G – Growing community and developing connections through conversation, events, media and the creative arts, acting as a multidisciplinary nexus for knowledge sharing within the field of Ethnobotany.
A – Advancing botanical discussion through research, critical thinking, education, creativity, innovation, and awareness about plants, fungi and related compounds with potential beneficial applications for humankind and the natural environment.
We acknowledge that in Australia, we live and work in a stolen country that was never ceded. This dispossession, from which many in our community continue to benefit materially, causes ongoing trauma to Indigenous people and communities.
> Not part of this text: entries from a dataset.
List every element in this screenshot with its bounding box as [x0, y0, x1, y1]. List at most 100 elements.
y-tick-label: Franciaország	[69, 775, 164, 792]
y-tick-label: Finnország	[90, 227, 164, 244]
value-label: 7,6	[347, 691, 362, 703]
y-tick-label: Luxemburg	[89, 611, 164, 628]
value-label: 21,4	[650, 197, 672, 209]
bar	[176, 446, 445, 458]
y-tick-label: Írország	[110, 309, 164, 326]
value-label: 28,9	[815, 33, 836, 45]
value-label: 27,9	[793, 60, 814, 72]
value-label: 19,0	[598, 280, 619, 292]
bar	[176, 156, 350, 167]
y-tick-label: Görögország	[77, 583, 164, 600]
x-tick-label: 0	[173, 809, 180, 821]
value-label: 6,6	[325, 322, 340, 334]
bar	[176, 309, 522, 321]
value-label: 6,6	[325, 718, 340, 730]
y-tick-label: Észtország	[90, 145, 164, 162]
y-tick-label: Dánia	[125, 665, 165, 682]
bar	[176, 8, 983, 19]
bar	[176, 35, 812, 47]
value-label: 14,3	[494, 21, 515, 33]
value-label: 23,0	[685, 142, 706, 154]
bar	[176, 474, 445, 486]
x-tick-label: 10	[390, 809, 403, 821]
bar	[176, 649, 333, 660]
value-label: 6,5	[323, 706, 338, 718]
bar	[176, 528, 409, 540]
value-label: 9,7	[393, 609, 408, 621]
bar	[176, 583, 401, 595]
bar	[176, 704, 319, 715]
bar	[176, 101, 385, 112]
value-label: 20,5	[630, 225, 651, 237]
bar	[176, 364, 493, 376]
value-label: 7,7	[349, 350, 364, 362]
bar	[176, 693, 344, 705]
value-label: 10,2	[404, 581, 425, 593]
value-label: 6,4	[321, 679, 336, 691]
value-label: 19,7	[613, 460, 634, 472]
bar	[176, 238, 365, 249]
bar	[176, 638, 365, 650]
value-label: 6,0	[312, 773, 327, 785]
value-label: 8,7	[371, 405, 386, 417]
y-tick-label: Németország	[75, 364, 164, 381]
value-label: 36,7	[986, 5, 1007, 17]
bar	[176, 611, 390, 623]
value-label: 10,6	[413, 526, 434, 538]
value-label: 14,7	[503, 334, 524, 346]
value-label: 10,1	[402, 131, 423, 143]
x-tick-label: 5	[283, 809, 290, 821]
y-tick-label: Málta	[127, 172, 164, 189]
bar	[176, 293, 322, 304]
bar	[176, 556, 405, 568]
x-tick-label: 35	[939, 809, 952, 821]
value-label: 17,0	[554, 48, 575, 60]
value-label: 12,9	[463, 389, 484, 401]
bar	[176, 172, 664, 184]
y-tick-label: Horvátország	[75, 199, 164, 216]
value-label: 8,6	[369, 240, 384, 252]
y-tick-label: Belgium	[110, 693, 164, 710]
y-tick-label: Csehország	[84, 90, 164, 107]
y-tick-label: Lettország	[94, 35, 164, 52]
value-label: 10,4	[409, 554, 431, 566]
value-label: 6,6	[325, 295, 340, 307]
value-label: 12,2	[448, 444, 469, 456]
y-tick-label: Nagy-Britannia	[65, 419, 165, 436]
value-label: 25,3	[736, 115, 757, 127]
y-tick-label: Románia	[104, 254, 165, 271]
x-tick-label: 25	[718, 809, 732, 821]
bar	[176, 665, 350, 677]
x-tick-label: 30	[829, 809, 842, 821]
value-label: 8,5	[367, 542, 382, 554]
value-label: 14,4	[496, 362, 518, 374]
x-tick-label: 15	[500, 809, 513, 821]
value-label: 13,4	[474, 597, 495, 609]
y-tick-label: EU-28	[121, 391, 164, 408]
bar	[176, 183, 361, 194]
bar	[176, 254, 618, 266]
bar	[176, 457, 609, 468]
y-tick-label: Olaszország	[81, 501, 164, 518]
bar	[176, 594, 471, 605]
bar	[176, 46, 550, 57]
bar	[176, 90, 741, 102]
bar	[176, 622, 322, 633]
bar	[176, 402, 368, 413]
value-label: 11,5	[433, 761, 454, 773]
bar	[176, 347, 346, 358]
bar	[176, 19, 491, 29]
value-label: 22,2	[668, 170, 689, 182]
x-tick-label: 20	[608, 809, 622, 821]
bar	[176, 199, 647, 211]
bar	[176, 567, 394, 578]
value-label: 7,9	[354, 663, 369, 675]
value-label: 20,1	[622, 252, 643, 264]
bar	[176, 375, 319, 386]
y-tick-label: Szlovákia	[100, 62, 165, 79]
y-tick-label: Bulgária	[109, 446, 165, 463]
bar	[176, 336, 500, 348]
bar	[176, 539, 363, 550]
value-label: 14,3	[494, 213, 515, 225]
We recognise that we benefit from the knowledge and insights of First Nations people, including long relationships with the plants we revere, from around the world. We acknowledge that knowledge of First Nations people has often been obtained disrespectfully.
We encourage all in our community to learn to do our work the "right way", to understand and recognise different cultural protocols, and to show respect.
EGA enthusiastically supports the Uluru Statement, which calls for First Nations' voices in Australian parliament, for treaty, and for truth. We encourage each and all our community to take up the invitation in the Uluru Statement to work through Australia's unfinished business.